Randolf came lumbering up over the gunwale, his sleek black hide covered in smelly mud. The sayce had lost all of his usual aggressive arrogance, slinking straight over to Yuri and pressing against his master’s legs. “Waaterrr baddd,” he growled.

“He’s not far wrong there,” Mansing agreed cheerlessly.

It took quarter of an hour to establish any kind of order around the wrecked paddle-boat. The sheriffs organized parties to tend to the wounded and set up a makeshift camp. By general consensus they moved fifty metres inland, away from the river and whatever prowled below the water.

Several survivors from the Nassier managed to swim to the stern of the Swithland which was half submerged; the boat formed a useful bridge over the stinking quagmire which lined the bank. The Hycel had managed to reach the Zamjan’s far bank; it had been spared the destructive geyser, but its hull had taken a dreadful pounding. Radio contact was established and both groups decided to stay where they were rather than attempt to cross the river and join forces.

Sheriff Mansing located an unbroken communication block amongst the remnants of the posse’s gear, and patched a call through the LDC’s single geostationary satellite to Candace Elford. The shocked chief sheriff agreed to divert the two BK133s to the Swithland and fly the seriously injured back to Durringham straight away. What she never mentioned was the possibility of reinforcing the forsaken boats. But Sheriff Mansing was above all a pragmatic man, he really hadn’t expected any.

After making three trips to the camp, carrying pods of gear from the paddle-boat, Yuri was included into a small scout party of three sheriffs and nine deputies. He suspected they only included him because of Randolf. But that was OK, the other detail of deputies was now removing bodies from the Swithland . He preferred to take his chances with the jungle.

When Yuri and the scouts marched away, colonists with fission-blade saws were felling trees on one side of the camp’s glade so the VTOL aircraft could land. A fire was burning in the centre.

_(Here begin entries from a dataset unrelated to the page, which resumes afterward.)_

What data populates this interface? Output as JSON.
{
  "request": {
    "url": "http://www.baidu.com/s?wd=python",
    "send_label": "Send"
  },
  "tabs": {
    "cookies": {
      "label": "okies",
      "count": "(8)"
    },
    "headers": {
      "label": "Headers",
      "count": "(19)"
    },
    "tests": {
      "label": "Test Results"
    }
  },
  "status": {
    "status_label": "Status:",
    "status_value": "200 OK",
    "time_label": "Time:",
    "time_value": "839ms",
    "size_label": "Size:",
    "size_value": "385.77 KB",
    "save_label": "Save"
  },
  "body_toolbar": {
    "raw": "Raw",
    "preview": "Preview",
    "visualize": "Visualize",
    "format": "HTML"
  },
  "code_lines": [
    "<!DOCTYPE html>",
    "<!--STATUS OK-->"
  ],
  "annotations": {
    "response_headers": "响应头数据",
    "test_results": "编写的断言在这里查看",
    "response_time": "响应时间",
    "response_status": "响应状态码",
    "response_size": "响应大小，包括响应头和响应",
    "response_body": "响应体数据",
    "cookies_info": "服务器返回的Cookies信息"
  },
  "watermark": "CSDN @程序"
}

It didn’t take long for the groans of the casualties to fade away, blocked by the density of the foliage. Yuri couldn’t get over how dark this jungle was, very little actual sunlight penetrated down to ground level. When he held his hand up the skin was tinted a deep green, the cinnamon-coloured jacket they had issued him with to protect him from thorns was jet black. The jungle around Durringham was nothing like this. It was tame, he realized, with its well-worn paths and tall trees spiralled with thin colourful vines. Here there were no paths, branches jutted out at all heights, and the vines were slung between boughs either at ankle height or level with his neck. A sticky kind of fungal mould slimed every leaf for three metres above the ground.

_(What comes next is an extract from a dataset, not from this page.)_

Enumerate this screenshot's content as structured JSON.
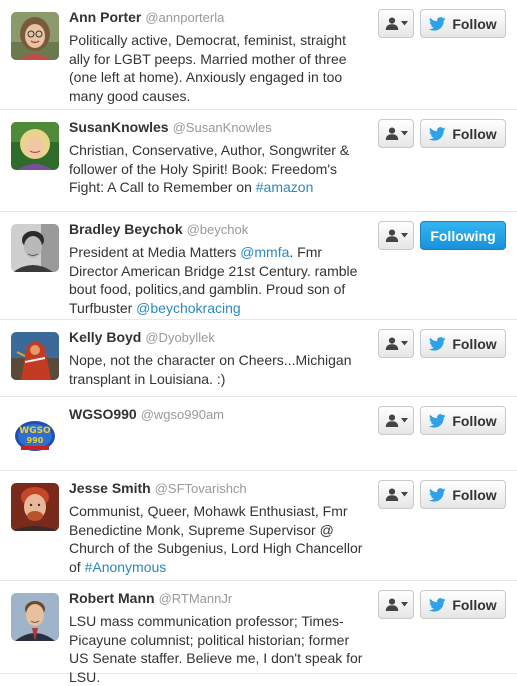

The scouts paired up, fanning out from the camp. The idea was to familiarize themselves with the immediate area out to five hundred metres, search for any more survivors from Nassier , and verify that no hostiles were near the camp.

“This is stupid,” Mansing said after they had gone fifty metres. He was leading, chopping at the vines and small branches and bushes with a fission-blade machete. “I couldn’t see you if you were three metres away.”

“Perhaps it thins out up ahead,” Yuri said.

Mansing slashed at another branch. “You’re giving away your age again, son. Only the very young are that hopelessly optimistic.”

They took turns to lead. Even with the fission blade hacking out every metre of path it was tiring work.